今回は財産分与について書きたいと思います。

財産分与とは、離婚に際し、夫婦の財産を清算することです。

では、どの財産を清算するか。
それは婚姻中に夫婦の協力によって形成された財産です。

ここで重要なのは、”婚姻中に”というところです。
また、”夫婦の協力”という部分も重要です。

まず、”婚姻中に”の意味ですが、例えば夫が婚姻前から所有している不動産は財産分与の対象にはなりません。
また、婚姻前からの各自の預貯金も同様です。
当然と言えば当然です。

次に”夫婦の協力”についてですが、夫婦生活をしているとお互いの協力によって、一定の財産を形成します。
たとえば、婚姻中に取得した不動産や自動車、預貯金などですが、それらの財産の名義は夫名義になっていることがほとんどです。
しかし、名義が夫であっても、それは妻の協力なくしては形成維持できなかったものと考えられるので、財産分与の対象となります。
それは共働きだからとか、専業主婦だからとかは関係ありません。
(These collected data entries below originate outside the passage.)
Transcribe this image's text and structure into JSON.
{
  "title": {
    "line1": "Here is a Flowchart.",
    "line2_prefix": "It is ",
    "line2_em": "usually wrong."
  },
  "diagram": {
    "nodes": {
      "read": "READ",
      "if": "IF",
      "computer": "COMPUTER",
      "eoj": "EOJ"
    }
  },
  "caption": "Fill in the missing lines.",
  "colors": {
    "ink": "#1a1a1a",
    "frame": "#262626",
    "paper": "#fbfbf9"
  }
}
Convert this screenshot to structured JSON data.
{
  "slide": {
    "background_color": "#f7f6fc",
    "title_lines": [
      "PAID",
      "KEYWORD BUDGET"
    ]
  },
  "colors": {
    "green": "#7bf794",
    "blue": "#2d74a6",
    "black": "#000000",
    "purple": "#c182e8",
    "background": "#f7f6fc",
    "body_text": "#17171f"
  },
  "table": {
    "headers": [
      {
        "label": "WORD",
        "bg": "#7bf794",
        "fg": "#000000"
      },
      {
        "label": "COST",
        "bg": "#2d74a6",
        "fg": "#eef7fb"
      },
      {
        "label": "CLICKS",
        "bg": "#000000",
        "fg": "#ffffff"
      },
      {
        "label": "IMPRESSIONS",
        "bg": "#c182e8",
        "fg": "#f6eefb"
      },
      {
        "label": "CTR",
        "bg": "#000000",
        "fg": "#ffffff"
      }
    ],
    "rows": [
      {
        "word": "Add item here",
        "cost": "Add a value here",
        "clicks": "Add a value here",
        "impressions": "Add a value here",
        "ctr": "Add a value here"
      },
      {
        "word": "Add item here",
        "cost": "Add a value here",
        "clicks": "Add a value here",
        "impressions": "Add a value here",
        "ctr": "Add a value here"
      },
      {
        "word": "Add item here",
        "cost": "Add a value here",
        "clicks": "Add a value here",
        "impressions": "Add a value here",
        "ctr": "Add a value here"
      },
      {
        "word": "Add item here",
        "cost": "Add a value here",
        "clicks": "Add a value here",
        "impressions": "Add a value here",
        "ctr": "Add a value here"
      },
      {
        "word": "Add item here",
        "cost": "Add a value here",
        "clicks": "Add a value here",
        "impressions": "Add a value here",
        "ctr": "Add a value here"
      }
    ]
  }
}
(ただし、財産分与の割合には影響しますが…)

逆に、婚姻中に取得した財産でも、”夫婦の協力”によらない財産は、財産分与の対象になりません。
たとえば、相続や贈与によって得た財産です。
これは、婚姻してようがしてまいが関係なく取得した財産です。
なので、婚姻中に取得したとしても対象にはなりません。

そして、これらの財産を、夫婦の年齢や婚姻年数、資産、職業など様々な事情により財産分与の割合を決めるわけです。

さらにこれだけでは済みません。
財産分与とは、上記のような清算的要素だけでなく、扶養的要素、慰謝料的要素も含ませることができます。

扶養的要素とは、離婚後、一方が生活に困らないように一定期間扶養するための財産分与です。
ただし、これは清算的財産分与によって賄えない場合の補助的な意味合いが強いようです。

慰謝料的要素は、当然ですが慰謝料を請求できるような事情(不貞行為や暴力行為など)がある場合のみ含ませることができるもので、含めずに別途慰謝料請求を行っても全く問題ありません。
財産分与の請求をして、慰謝料の請求をするのでは手間がかかるので、便宜的に含めてもいいということのようです。

そして、財産分与の請求ができるのは離婚後2年以内なので請求をお考えの方は、気を付けてください。

最後に、たまに勘違いされている方もいるのですが、財産分与の請求は、離婚の原因を作った人でも請求できます。
あくまでも、夫婦で築いた財産の清算が主目的なので。
ただし、上でも書いたとおり、財産分与には慰謝料的要素を含めることができるので、その分、取り分が少なくなる可能性は大ですが…。

なにはともあれ、夫婦円満がいいですよね。